CRITICISM OR COMPROMISE? REVIEW OF NAOMI KLEIN, NO LOGO (WILLIAM MORROW, 1999)
Catholic New Times, 11 June 2000; on the web by permission, September 2002
I leapt at the chance to review this book. Critiques of global capitalism are my stock-in-trade. It has been a privilege to draw your attention to more than a dozen earlier critiques by thinkers like Gary Teeple, Robert Simons, Gregory Baum, Frances Moore Lappe, John McMurtry, Tony Clarke, Linda McQuaig and others.
The expansion of a single, corporation-dominated market into geographic and social domains heretofore left alone is the cardinal economic reality of our time. It is this we have to understand before all else if we are to act responsibly and effectively as historical beings in this new century. The critiques reviewed earlier were typically low-budget, softcover productions from small presses, not infrequently in novel formats designed to invite dialogue with readers.
No Logo, by contrast, is a thick, glossy, hardcover from a major multinational (Knopf is a division of Random House), with artsy photos and two colours on almost every page. An earlier title I reviewed comes to mind: Commodity Your Dissent. Naomi Klein is aware of the contradiction. Commenting on the international movement protesting globalization, she writes: "If we truly need the glittering presence of celebrity logos to build a sense of shared humanity and collective responsibility for the planet, then maybe brand-based activism is the ultimate achievement of branding."
No Logo, this is to say, shows a lot of attraction to the high-flying world of transnational capitalism. Is it a fatal attraction? No, it is charming, in a way. One gets the impression of a bright young Toronto journalist on her way up, and sensing that protest against the World Trade Organization and what it represents is where the action is. Shortly before the latest anti-WTO mobilization, Klein wrote in the Globe and Mail: "Look, I missed Seattle. There's no way I'm missing Washington."
How far must a critic compromise? Earlier this spring Charlie Angus wrote in CNT that he was turned off by Covenant House's glitzy ad campaign, even while admiring its effort to publicize the problem of poverty. A year or so ago in these pages Maggie Helwig gave a brilliant blast at the publisher who turned the late Dr. Seuss into a brand name for books the great children's author did not write and would not have written. I wonder what Angus or Helwig would say about Klein's book.

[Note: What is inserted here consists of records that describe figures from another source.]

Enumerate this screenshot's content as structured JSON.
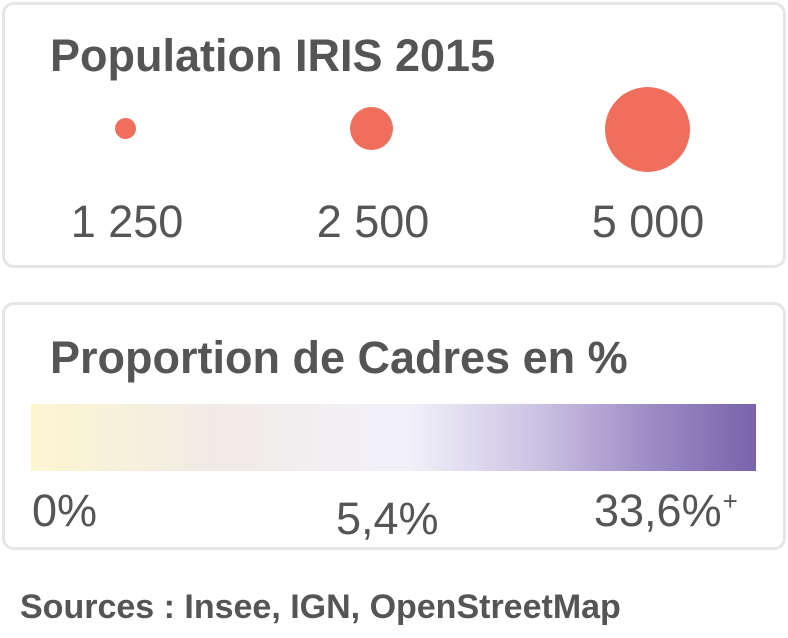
{
  "population_legend": {
    "title": "Population IRIS 2015",
    "symbol_color": "#ef6f5c",
    "sizes": [
      {
        "value": 1250,
        "label": "1 250"
      },
      {
        "value": 2500,
        "label": "2 500"
      },
      {
        "value": 5000,
        "label": "5 000"
      }
    ]
  },
  "cadres_legend": {
    "title": "Proportion de Cadres en %",
    "gradient_colors": [
      "#fdf5d0",
      "#f1ebe6",
      "#f2f1fa",
      "#cbc2e2",
      "#9c8ac4",
      "#7a63aa"
    ],
    "labels": {
      "min": "0%",
      "mid": "5,4%",
      "max": "33,6%",
      "max_suffix": "+"
    }
  },
  "sources": "Sources : Insee, IGN, OpenStreetMap"
}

Klein is correct that major logos serve as rallying points for anger against the big corporations. Street demonstrators have taken to smashing windows of the local McDonald's outlet. Activists have organized boycotts against Shell, Nestle's, Nike, Mattel, Levi Strauss, Pepsi and Coke. Towns have tried to prevent Wal-Mart from moving in. No Logo does a good job of describing these protests and their complex, intricate, powerful and global targets.

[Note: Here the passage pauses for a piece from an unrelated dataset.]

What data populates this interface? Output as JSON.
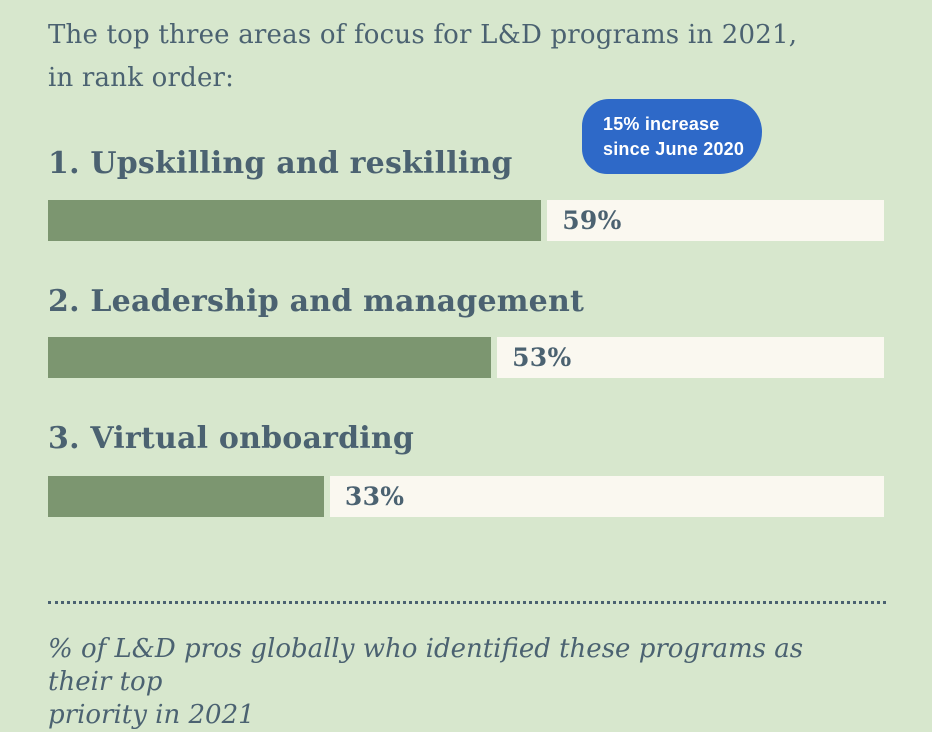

Still, the focus on corporate logos may be misplaced. The objects of the game are profit and power. Dangling a single logo before consumers' eyes is just one means to these ends. Corporations regularly play down their logos or hide their identities altogether when it is in their interests to do so. Media barons who buy up newspapers, for instance, ordinarily keep a variety of mastheads to maintain the pretence of local control and allegiance. It is the same with funeral homes. Hundreds of them across North America still go by the names of their founding families, even while being owned and controlled by a handful of giant firms. A standard logo sometimes makes for good marketing, sometimes not.
Klein concludes by contrasting consumerism and citizenship, appropriately opting for the latter. "When I started this book," she writes, "I honestly didn't know whether I was covering marginal atomized scenes of resistance or the birth of a potentially broad-based movement. But as time went on, what I clearly saw was a movement forming before my eyes." As the Seattle and Washington protests demonstrate, the movement has continued to form. What effect it will have, and whether for good or ill, remains to be seen.